Derek Sivers’s Ted talk, “How to Start a Movement” uses humorous footage of an outdoor music festival where one person’s example leads a crowd of people to start dancing. Sivers’s choice of this example suggests that leadership happens all the time in all kinds of everyday situations. However, the video also made me wonder whether and how it is possible to distinguish purposive collective action from conformity to a social trend.
Sivers’s video raises these questions because of the social psychological terms he uses to explain how a single person at an outdoor music concert starts dancing and (intentionally or unintentionally) leads others to join in. His language suggests that everyone in the scenario is affected, if not determined, by social psychological principles tending to produce conformity. Sivers says the leader must have “the guts to stand out and be ridiculed,” implying that he too has an aversion to being singled out for mockery, which he must overcome. Similarly, the first follower must overcome the fear that they will be seen as “two lone nuts.”
But once there is a critical mass, the followers in a movement no longer need to overcome social inhibitions. On the contrary, Sivers suggests that social psychology provides them with an incentive to join, saying, “they won’t stand out, they won’t be ridiculed, but they can be part of the of in-crowd, if they hurry.” Thus, we might ask whether the leader and first followers themselves act in the hope that they will become social trendsetters instead of being independent individuals who act from personal conviction alone. Sivers’s very example and the terms of his analysis challenge us to ask whether we are simply being pushed and pulled by social forces when we think we are starting a movement.

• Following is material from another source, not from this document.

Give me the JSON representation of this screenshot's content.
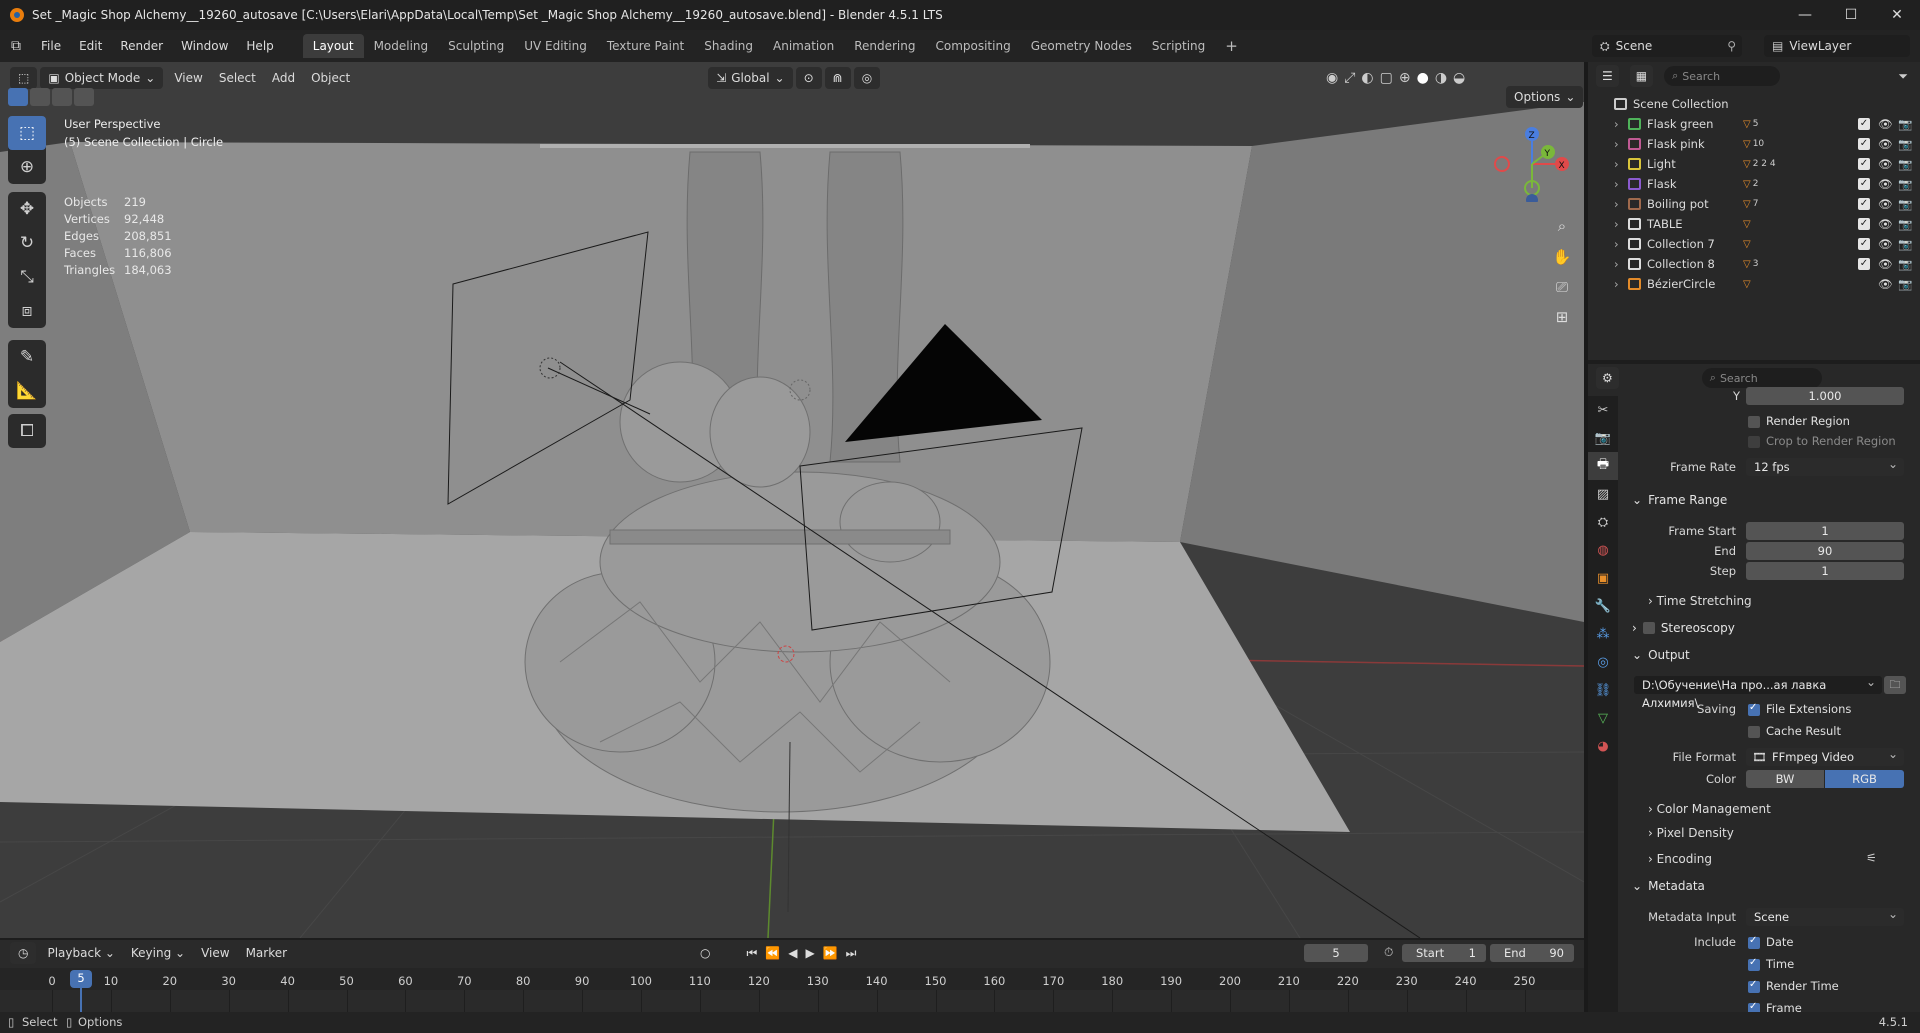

As social and habitual creatures, our lives may be profoundly shaped by the social dynamics of mass culture. But even if society is largely governed by laws of social psychology, Sivers’s discussion may be taken to suggest that individuals do have the capacity to step back from their social reality—to stop and think—and thus to make a principled decision to make social change. This implies that society influences our inclinations without determining our actions. Perhaps sociable beings like ourselves can lead and follow based on principles if we recognize something important in a situation that we think others, too, can and should recognize based on the common understanding we share.

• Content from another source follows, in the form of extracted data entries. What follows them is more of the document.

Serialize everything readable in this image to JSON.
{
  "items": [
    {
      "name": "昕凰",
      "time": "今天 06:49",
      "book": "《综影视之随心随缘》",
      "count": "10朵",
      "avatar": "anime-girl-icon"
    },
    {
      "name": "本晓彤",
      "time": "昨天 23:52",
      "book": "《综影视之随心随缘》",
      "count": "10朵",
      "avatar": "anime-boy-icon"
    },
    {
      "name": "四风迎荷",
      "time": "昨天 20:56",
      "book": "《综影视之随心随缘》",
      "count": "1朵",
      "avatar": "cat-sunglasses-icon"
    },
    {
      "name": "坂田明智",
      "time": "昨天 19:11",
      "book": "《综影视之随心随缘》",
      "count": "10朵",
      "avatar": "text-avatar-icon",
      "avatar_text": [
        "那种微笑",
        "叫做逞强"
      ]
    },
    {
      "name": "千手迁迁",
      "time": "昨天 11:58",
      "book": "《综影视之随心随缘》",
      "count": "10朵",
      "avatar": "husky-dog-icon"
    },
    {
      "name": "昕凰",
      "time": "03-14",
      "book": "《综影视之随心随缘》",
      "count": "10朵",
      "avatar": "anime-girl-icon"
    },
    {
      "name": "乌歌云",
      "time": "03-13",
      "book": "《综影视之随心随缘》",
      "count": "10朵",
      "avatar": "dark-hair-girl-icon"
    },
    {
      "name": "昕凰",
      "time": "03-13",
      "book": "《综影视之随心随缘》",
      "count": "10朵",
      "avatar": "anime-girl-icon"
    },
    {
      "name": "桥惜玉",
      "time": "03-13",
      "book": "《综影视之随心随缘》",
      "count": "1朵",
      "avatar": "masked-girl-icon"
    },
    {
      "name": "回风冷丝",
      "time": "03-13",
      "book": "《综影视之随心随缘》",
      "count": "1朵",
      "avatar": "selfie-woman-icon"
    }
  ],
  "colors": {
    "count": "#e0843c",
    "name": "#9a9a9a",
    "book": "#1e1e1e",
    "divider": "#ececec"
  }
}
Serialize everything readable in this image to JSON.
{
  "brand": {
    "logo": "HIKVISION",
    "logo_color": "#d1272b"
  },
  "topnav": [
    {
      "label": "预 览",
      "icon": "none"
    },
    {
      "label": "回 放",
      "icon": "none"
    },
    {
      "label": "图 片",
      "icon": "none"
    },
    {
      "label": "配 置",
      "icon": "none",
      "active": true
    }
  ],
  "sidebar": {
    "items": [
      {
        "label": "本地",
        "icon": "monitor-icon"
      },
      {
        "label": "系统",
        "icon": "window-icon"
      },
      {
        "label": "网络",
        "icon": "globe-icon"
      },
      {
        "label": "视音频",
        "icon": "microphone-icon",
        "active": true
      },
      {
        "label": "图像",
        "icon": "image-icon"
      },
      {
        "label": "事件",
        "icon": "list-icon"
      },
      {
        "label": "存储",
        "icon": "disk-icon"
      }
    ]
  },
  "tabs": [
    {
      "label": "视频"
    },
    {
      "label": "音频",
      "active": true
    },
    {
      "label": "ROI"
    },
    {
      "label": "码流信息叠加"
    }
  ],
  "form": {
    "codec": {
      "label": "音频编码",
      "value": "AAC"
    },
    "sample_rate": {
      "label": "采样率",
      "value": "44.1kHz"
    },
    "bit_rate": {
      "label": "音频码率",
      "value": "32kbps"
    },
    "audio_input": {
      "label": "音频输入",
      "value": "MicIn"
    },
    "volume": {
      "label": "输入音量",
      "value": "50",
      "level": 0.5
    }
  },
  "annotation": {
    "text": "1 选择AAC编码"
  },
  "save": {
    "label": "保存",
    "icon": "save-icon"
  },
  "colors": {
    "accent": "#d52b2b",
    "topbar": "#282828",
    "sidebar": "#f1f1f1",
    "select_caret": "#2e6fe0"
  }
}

Socially responsible action must be based on knowledge as well as trust. A leader may call others’ attention to a truth, but each follower must be able to recognize it for herself; every individual must take responsibility for the movement of which she becomes a part. A rationally justified belief in the rightness of a cause gives us the courage to suffer ridicule when we take a stand for something that matters to us. If so, perhaps Sivers’s video does not give us a literal example of a movement but rather forms the basis for an analogy.